Both are lossless formats — meaning identical sound quality. The real differences are compatibility and ecosystem.
FLAC: universal standard.
ALAC: Apple-friendly.
Sound quality: identical.
Both FLAC and ALAC are lossless, meaning they preserve the exact original audio data. The choice is about compatibility, not quality.

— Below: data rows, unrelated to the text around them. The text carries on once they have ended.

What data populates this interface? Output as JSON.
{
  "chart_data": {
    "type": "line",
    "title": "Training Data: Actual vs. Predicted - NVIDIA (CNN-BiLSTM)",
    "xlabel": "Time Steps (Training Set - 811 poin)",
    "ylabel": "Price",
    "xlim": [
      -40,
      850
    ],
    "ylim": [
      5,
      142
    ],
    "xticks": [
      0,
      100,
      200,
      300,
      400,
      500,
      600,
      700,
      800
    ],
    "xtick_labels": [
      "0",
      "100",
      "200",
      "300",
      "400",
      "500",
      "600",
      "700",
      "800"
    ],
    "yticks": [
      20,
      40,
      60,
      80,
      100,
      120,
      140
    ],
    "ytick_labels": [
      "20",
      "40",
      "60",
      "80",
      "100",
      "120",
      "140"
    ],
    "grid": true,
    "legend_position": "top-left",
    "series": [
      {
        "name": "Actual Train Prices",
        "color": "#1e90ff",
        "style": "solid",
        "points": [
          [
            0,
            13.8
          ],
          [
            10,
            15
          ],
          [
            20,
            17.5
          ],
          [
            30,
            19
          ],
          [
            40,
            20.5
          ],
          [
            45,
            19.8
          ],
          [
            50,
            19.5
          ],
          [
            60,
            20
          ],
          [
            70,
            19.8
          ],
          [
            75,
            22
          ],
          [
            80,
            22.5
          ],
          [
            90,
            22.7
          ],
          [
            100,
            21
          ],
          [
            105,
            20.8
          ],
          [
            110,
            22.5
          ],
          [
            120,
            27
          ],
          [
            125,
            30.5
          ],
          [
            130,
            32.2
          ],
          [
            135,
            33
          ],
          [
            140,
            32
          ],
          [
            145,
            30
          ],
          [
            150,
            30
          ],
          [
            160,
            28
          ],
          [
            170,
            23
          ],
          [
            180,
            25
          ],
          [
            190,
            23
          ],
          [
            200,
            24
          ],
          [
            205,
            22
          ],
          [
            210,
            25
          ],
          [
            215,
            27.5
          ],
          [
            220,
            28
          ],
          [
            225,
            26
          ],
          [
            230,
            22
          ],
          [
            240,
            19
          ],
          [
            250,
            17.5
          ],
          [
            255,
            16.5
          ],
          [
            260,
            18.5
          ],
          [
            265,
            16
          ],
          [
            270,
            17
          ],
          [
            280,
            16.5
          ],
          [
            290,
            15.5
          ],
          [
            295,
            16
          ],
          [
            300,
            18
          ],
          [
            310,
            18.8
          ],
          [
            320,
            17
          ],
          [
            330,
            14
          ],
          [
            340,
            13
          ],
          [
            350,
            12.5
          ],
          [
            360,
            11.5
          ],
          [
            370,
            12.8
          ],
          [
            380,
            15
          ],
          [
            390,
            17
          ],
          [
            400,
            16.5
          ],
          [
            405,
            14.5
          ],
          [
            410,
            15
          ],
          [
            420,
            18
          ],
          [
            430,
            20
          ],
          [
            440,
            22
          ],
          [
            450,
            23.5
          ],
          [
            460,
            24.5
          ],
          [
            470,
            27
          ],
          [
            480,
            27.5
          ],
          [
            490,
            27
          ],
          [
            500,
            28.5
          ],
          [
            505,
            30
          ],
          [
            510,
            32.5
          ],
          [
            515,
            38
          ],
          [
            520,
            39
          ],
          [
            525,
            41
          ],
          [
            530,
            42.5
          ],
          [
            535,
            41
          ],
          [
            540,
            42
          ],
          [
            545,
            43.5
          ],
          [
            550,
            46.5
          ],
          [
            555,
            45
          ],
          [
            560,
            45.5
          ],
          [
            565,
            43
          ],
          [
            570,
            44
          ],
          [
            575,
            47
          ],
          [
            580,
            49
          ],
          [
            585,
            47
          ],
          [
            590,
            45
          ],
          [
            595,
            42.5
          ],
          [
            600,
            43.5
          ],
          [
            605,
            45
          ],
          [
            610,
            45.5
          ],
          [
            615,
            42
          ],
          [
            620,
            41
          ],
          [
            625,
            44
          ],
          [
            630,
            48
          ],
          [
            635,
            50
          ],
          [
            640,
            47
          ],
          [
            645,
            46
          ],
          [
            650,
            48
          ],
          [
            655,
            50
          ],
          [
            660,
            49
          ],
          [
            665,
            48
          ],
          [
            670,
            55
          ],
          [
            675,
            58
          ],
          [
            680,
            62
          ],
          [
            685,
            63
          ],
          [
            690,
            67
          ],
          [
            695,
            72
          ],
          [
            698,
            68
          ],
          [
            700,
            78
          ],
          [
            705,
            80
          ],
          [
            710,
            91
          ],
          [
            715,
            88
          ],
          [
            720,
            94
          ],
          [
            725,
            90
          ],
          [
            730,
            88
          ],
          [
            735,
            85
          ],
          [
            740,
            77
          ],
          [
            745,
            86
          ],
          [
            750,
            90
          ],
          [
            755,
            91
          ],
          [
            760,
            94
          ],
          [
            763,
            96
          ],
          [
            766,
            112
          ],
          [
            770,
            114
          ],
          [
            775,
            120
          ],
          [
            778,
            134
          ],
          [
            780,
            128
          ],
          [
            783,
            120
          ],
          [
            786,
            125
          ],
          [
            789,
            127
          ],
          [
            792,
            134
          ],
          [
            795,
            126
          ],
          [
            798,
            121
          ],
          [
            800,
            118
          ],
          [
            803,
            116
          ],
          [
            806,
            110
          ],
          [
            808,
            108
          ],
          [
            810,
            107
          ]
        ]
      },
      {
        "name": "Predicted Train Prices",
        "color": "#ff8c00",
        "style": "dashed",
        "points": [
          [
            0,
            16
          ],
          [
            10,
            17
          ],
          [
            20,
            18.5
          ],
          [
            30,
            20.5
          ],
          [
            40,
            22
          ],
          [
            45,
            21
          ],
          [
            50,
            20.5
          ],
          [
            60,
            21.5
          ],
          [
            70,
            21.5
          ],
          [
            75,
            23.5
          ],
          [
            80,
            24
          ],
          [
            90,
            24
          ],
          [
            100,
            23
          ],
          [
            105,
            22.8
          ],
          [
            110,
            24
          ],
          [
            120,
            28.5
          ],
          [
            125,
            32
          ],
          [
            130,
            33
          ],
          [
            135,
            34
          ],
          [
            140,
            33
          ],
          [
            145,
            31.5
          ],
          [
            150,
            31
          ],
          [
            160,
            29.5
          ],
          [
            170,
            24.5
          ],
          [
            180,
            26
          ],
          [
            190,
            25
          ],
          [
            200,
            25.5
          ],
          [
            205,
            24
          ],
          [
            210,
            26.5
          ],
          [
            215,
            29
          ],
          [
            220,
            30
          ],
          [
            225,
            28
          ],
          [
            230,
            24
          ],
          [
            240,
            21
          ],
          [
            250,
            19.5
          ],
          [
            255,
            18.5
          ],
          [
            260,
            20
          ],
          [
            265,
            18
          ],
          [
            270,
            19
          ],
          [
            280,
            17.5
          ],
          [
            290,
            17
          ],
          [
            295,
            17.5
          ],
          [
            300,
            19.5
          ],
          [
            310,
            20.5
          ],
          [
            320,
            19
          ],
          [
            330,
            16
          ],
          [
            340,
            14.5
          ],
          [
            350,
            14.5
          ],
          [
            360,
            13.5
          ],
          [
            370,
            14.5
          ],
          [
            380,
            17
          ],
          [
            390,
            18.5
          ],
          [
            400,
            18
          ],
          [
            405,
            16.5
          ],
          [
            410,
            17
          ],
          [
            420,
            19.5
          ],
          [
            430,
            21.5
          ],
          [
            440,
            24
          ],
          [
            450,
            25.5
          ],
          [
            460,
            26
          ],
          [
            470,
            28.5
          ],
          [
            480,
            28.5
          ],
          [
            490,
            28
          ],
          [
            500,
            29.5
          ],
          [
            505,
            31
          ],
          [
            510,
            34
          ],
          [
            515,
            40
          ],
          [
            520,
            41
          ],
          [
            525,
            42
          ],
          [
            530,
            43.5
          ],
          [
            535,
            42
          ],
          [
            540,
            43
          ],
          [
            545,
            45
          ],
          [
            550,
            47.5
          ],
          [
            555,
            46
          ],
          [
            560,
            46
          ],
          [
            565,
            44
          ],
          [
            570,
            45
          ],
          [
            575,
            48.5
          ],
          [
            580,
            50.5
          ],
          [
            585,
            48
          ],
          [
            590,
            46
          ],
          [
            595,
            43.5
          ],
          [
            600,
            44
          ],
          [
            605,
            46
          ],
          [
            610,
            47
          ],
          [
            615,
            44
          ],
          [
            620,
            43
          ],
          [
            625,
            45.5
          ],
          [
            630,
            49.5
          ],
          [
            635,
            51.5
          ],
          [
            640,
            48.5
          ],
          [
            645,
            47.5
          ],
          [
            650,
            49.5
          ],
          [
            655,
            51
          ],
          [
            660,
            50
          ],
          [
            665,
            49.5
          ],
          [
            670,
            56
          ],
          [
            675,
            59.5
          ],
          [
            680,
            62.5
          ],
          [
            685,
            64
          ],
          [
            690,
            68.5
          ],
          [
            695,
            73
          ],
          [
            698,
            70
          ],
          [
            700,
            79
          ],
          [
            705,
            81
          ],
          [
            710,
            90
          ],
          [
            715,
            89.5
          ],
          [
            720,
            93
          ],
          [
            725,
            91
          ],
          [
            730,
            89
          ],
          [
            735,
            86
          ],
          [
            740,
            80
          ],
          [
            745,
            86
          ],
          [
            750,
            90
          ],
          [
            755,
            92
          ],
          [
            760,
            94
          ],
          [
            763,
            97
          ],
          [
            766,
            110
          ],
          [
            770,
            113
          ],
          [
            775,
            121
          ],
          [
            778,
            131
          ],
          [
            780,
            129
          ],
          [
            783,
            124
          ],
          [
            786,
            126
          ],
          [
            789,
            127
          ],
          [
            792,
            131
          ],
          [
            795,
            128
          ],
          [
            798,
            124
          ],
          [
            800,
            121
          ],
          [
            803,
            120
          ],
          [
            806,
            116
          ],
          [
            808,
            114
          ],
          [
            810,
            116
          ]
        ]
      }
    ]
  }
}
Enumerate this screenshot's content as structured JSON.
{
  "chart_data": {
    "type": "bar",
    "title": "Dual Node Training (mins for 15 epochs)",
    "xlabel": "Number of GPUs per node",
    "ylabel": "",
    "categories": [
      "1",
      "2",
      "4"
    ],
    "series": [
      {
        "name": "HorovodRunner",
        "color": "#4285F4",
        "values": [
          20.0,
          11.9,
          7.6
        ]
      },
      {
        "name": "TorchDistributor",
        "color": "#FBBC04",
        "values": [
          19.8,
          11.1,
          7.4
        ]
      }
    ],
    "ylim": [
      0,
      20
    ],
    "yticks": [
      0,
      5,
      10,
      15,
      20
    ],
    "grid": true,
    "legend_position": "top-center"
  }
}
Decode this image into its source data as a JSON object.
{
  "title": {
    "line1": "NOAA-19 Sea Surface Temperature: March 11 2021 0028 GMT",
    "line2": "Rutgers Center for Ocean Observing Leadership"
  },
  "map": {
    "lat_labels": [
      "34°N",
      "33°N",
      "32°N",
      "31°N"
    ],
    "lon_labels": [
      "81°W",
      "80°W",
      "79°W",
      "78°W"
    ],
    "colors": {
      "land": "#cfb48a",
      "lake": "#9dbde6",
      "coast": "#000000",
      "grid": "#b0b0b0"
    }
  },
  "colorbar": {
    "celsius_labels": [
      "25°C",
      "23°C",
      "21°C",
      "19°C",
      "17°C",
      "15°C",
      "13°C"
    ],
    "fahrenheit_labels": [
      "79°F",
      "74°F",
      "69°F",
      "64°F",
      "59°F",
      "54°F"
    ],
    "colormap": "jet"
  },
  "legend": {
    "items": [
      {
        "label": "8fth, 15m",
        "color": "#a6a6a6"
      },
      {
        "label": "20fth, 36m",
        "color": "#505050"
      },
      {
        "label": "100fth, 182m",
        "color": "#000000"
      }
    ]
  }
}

FLAC: general use, cross-platform.
ALAC: Apple devices and iTunes workflows.
| Feature | FLAC | ALAC |
|---|---|---|
| Audio quality | Lossless (identical to source) | Lossless (identical to source) |
| Compatibility | Very wide (many apps/devices) | Best within Apple ecosystem |
| File size | Similar | Similar |
| Open vs proprietary | Open format | Originally Apple, now open source |
| Best use case | Music libraries, archiving | Apple Music / iTunes workflows |
Both FLAC and ALAC reproduce the original audio perfectly. If two files come from the same source, they will sound identical.
FLAC is widely supported across platforms, players, and devices. It is often the default choice for lossless audio outside Apple systems.
ALAC integrates smoothly with Apple software and devices, making it convenient for users in that ecosystem.
This is not a quality decision. It is a compatibility and workflow decision.